Maison Usher
Ainsi nous nous tenons debout devant la grande baie vitrée, face à la ville plongée dans la pénombre.
Devant nous, les tours de la mégalopole tombent les unes après les autres. Nous sommes dans la séquence finale de Fight Club et assistons en silence à la chute des piliers du capitalisme financier.
L'effondrement de ces buildings-là nous laisse muets, comme celui des tours du World Trade Center nous avait arraché des cris et des larmes. Ici pas de victimes sautant des fenêtres éclatées, pas de corps brûlés dans les nappes de kérosène en flamme, pas d'appels d'adieu sur des téléphones mobiles bientôt vaporisés dans le souffle des explosions.

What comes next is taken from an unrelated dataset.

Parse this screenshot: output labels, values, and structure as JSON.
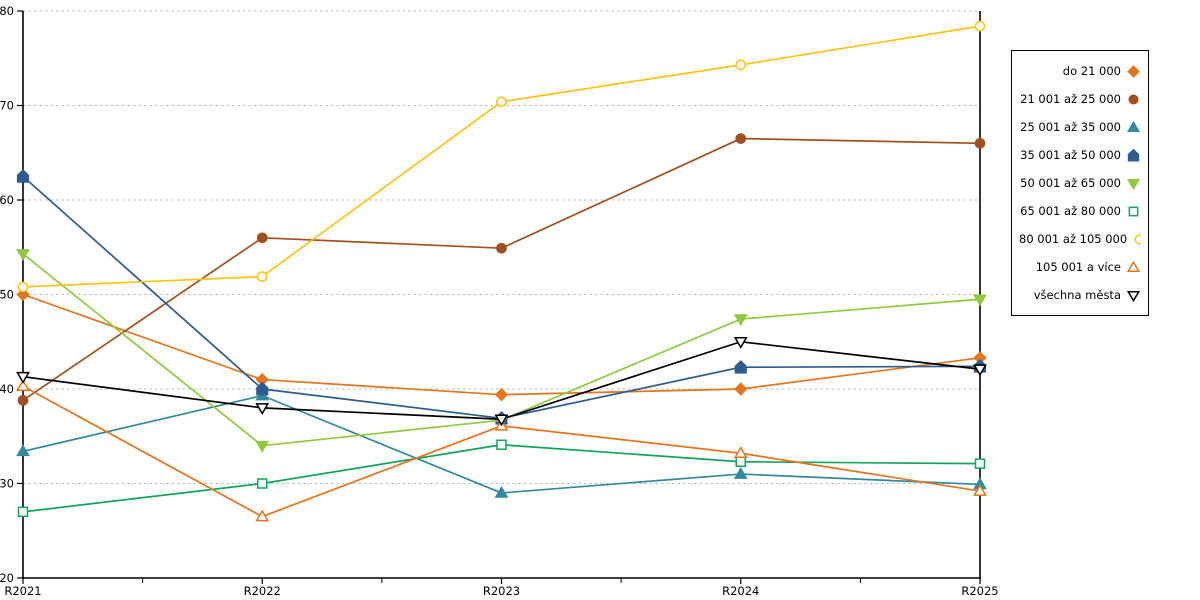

Cet effondrement-là est silencieux, aussi immatériel dans sa chute que l'ont été les fondations de sa gloire. Personne ne pleure ceux qui, la veille, clamaient qu'on devait leur laisser faire du profit sans la moindre contrainte et qui, à présent, quémandent sans dignité l'aide de ceux-là même qu'ils ont ruiné et exproprié.
Nous regardons tomber les tours de marbre les unes après les autres, impavides. Seuls quelques-uns se réjouissent, inconscients du fait qu'ils se tiennent eux-mêmes debout sous les tours. Sous peu les premiers éclats de métal tomberont, sous peu les premiers morceaux de chairs seront arrachés aux os, sous peu les premiers cris retentiront.
Nous regardons les tours tomber, étrangement étrangers à tous cela, à ceux qui souffrent la-haut. Nous ne disons rien, nous ne poussons aucun cri de victoire car nous savons au fond de nous-même que cette victoire-là nous laissera un goût de cendres dans la bouche.
Nous regardons les tours tomber en sachant que la chute de celles-ci n'est pas le triomphe de ceux-là, que la tumeur parasite est devenue si grosse que son ablation entraînerait la mort de l'organisme.
Nous regarderons les tours tomber en silence et déjà assistons aux premières alliances, aux premières reconstructions. Les tours s'épaulent les unes aux autres, vacillent et s'adossent à leurs voisines.
Ces tours-là chutent. Elles ne s'effondrent jamais totalement.